Comparaison du nombre d'entrées disponibles dans les bases de données sur la séquence protéique, la structure protéique et les annotations fonctionnelles spécifiques basées sur une structure : interface d'interaction protéine-protéine (IPP). Ces résultats sont respectivement basés sur les entrées protéiques disponibles dans la base de données UniProtKB/TrEMBL, les entrées protéiques disponibles dans la Protein Data Bank (PDB) et les entrées protéiques avec annotations d'interface PPI. Notez que l’axe des y est logarithmique.

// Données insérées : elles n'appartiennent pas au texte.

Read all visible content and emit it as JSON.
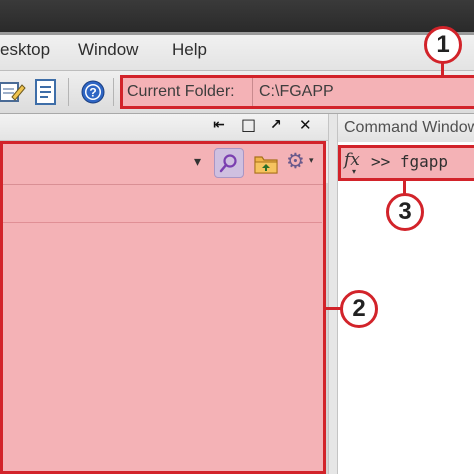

En raison des succès de l’apprentissage profond dans des domaines tels que le traitement du langage naturel, les approches d’apprentissage profond sont de plus en plus utilisées et ont montré de grands succès pour la prédiction des caractéristiques structurelles des protéines14,15,16,17. Dans l’apprentissage profond, plusieurs couches connectées, ainsi que leurs paramètres, prédisent la sortie des caractéristiques d’entrée correspondantes18. Des approches et des modèles tels que les réseaux de neurones convolutifs (CNN), les réseaux de neurones résiduels (ResNet), les réseaux de neurones récurrents (RNN), les réseaux de mémoire à long terme (LSTM), les transformateurs et les apprenants multitâches apparaissent dans les méthodes récentes de prédiction de structure15,16. ,19,20,21,22. Hanson et al.16 ont utilisé, entre autres, des ResNets ultra-profonds dans le modèle SPOT-1D, capables de capturer des interactions non locales entre des résidus proches uniquement dans la structure protéique et non dans la séquence protéique16. Heffernan et al.21 ont utilisé des RNN bidirectionnels LSTM et ont montré que cette méthode est utile pour capturer les interactions à longue portée, en particulier pour les résidus comportant un grand nombre de contacts à longue portée. Nous avons récemment comparé l'utilisation de différentes architectures de réseaux neuronaux pour la prédiction des interfaces protéiques23. De plus, les transformateurs ont été utilisés avec succès dans le langage des protéines24,25. Dans les transformateurs, les informations tirées des données générales du domaine, telles que les séquences protéiques, sont transférées vers des données spécifiques au domaine, telles que la prédiction de la structure secondaire. Une autre stratégie dans laquelle l'information est transférée est l'apprentissage multitâche.